Properties of D2 dopamine receptor autoradiography: high percentage of high-affinity agonist sites and increased nucleotide sensitivity in tissue sections.

[3H]Spiroperidol (spiperone) binding in the presence of mianserin, a serotonin (5-HT2) receptor antagonist, was characterized in rat brain using quantitative autoradiography. All binding parameters were directly determined from film densities. Competition and kinetic studies revealed that [3H]spiroperidol binds to a site having characteristics of the dopamine, D2, receptor in striatum. The general binding parameters were similar to values obtained in homogenate and swabbed section studies except as related to agonist binding and guanine nucleotide sensitivity. Competition studies with dopamine revealed biphasic competition curves with a Kh of 8.23 nM and a Kl of 12.3 microM. The percentage of high-affinity sites was 90%. Guanine nucleotides (1 microM guanylyl-imidodiphosphate) completely converted the high-affinity site to a low-affinity site. Quantitative regional distribution studies revealed high binding in striatum, olfactory tubercle and nucleus accumbens, with lower binding in other dopamine innervated regions including frontal and cingulate cortex. [3H]Spiroperidol was also found to bind to a spirodecanone site with an anatomical localization distinct from the dopamine and serotonin systems and in a region (entorhinal cortex) not previously reported.
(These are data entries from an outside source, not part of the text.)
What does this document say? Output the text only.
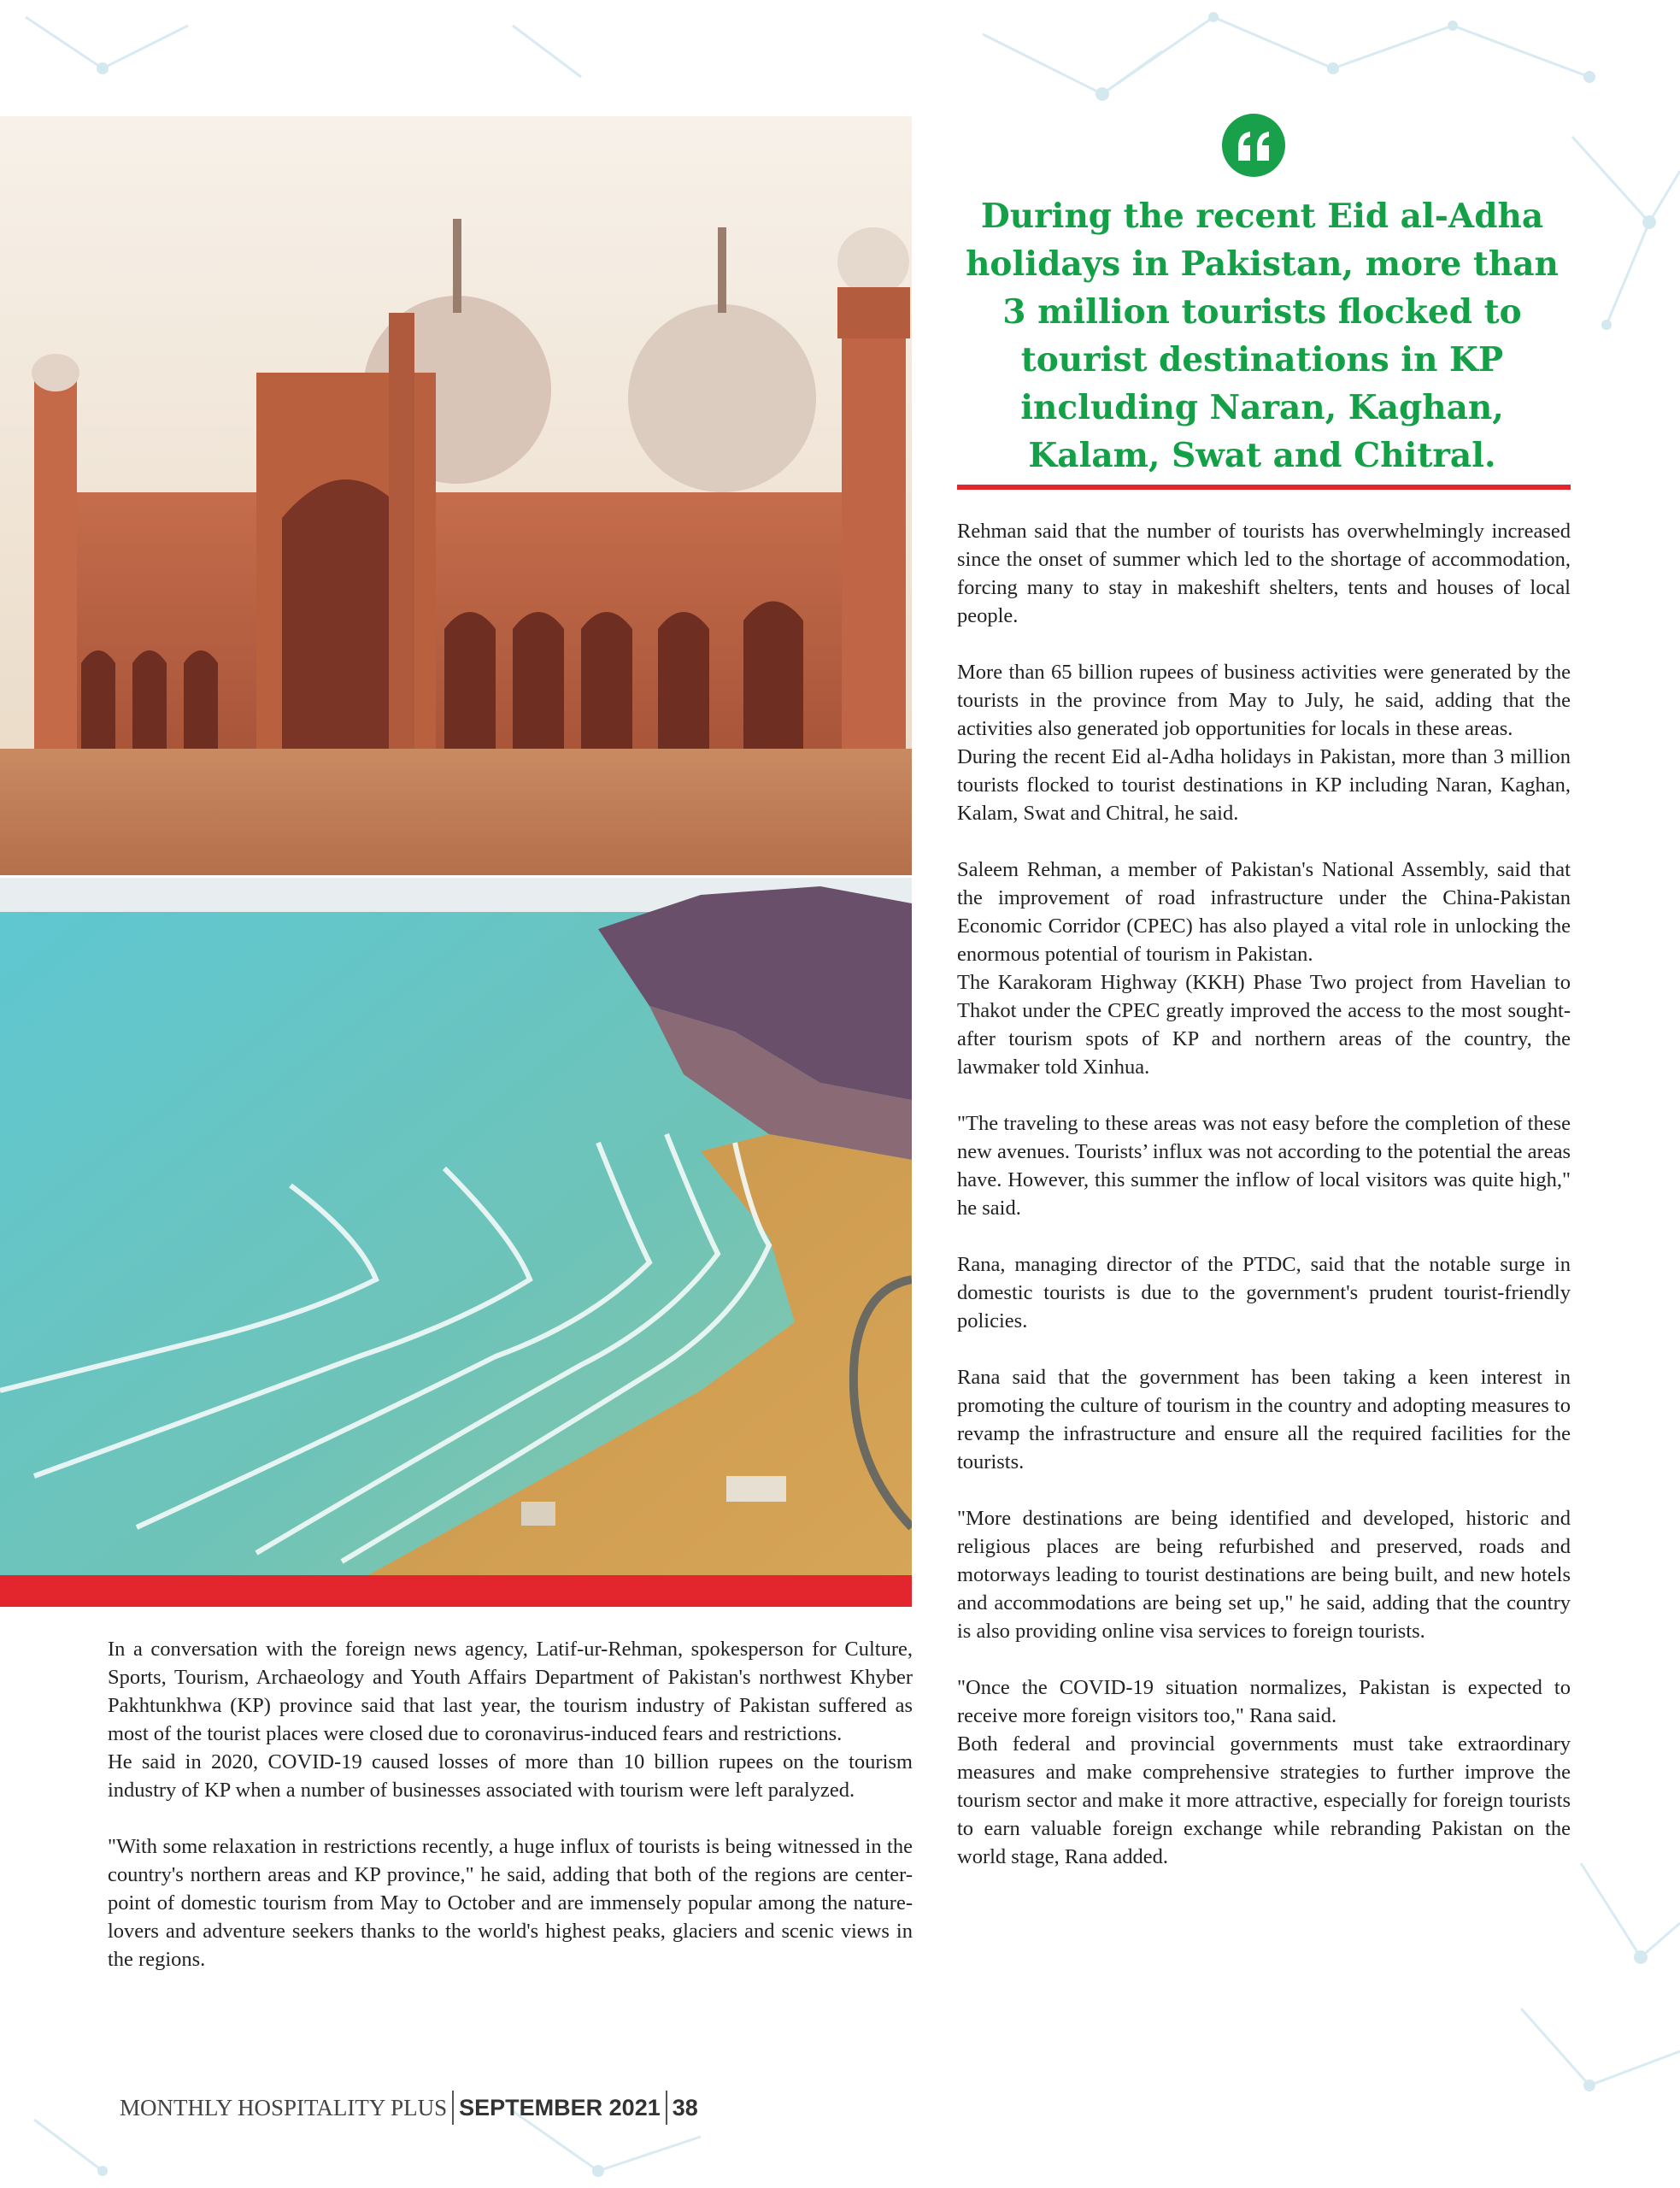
During the recent Eid al-Adha holidays in Pakistan, more than 3 million tourists flocked to tourist destinations in KP including Naran, Kaghan, Kalam, Swat and Chitral.

Rehman said that the number of tourists has overwhelmingly increased since the onset of summer which led to the shortage of accommodation, forcing many to stay in makeshift shelters, tents and houses of local people.

More than 65 billion rupees of business activities were generated by the tourists in the province from May to July, he said, adding that the activities also generated job opportunities for locals in these areas.

During the recent Eid al-Adha holidays in Pakistan, more than 3 million tourists flocked to tourist destinations in KP including Naran, Kaghan, Kalam, Swat and Chitral, he said.

Saleem Rehman, a member of Pakistan's National Assembly, said that the improvement of road infrastructure under the China-Pakistan Economic Corridor (CPEC) has also played a vital role in unlocking the enormous potential of tourism in Pakistan.

The Karakoram Highway (KKH) Phase Two project from Havelian to Thakot under the CPEC greatly improved the access to the most sought-after tourism spots of KP and northern areas of the country, the lawmaker told Xinhua.

"The traveling to these areas was not easy before the completion of these new avenues. Tourists’ influx was not according to the potential the areas have. However, this summer the inflow of local visitors was quite high," he said.

Rana, managing director of the PTDC, said that the notable surge in domestic tourists is due to the government's prudent tourist-friendly policies.

Rana said that the government has been taking a keen interest in promoting the culture of tourism in the country and adopting measures to revamp the infrastructure and ensure all the required facilities for the tourists.

"More destinations are being identified and developed, historic and religious places are being refurbished and preserved, roads and motorways leading to tourist destinations are being built, and new hotels and accommodations are being set up," he said, adding that the country is also providing online visa services to foreign tourists.

"Once the COVID-19 situation normalizes, Pakistan is expected to receive more foreign visitors too," Rana said.

Both federal and provincial governments must take extraordinary measures and make comprehensive strategies to further improve the tourism sector and make it more attractive, especially for foreign tourists to earn valuable foreign exchange while rebranding Pakistan on the world stage, Rana added.

In a conversation with the foreign news agency, Latif-ur-Rehman, spokesperson for Culture, Sports, Tourism, Archaeology and Youth Affairs Department of Pakistan's northwest Khyber Pakhtunkhwa (KP) province said that last year, the tourism industry of Pakistan suffered as most of the tourist places were closed due to coronavirus-induced fears and restrictions.

He said in 2020, COVID-19 caused losses of more than 10 billion rupees on the tourism industry of KP when a number of businesses associated with tourism were left paralyzed.

"With some relaxation in restrictions recently, a huge influx of tourists is being witnessed in the country's northern areas and KP province," he said, adding that both of the regions are center-point of domestic tourism from May to October and are immensely popular among the nature-lovers and adventure seekers thanks to the world's highest peaks, glaciers and scenic views in the regions.

MONTHLY HOSPITALITY PLUS SEPTEMBER 2021 38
This report provides a detailed pharmacologic and regional characterization of [3H]spiroperidol binding to D2 receptor in rat brain using quantitative autoradiography to determine all binding parameters. This report also demonstrates an increased percentage of sites in the high-affinity state of the D2 receptor in tissue sections and increased affinity of the guanine regulatory protein for guanine nucleotides.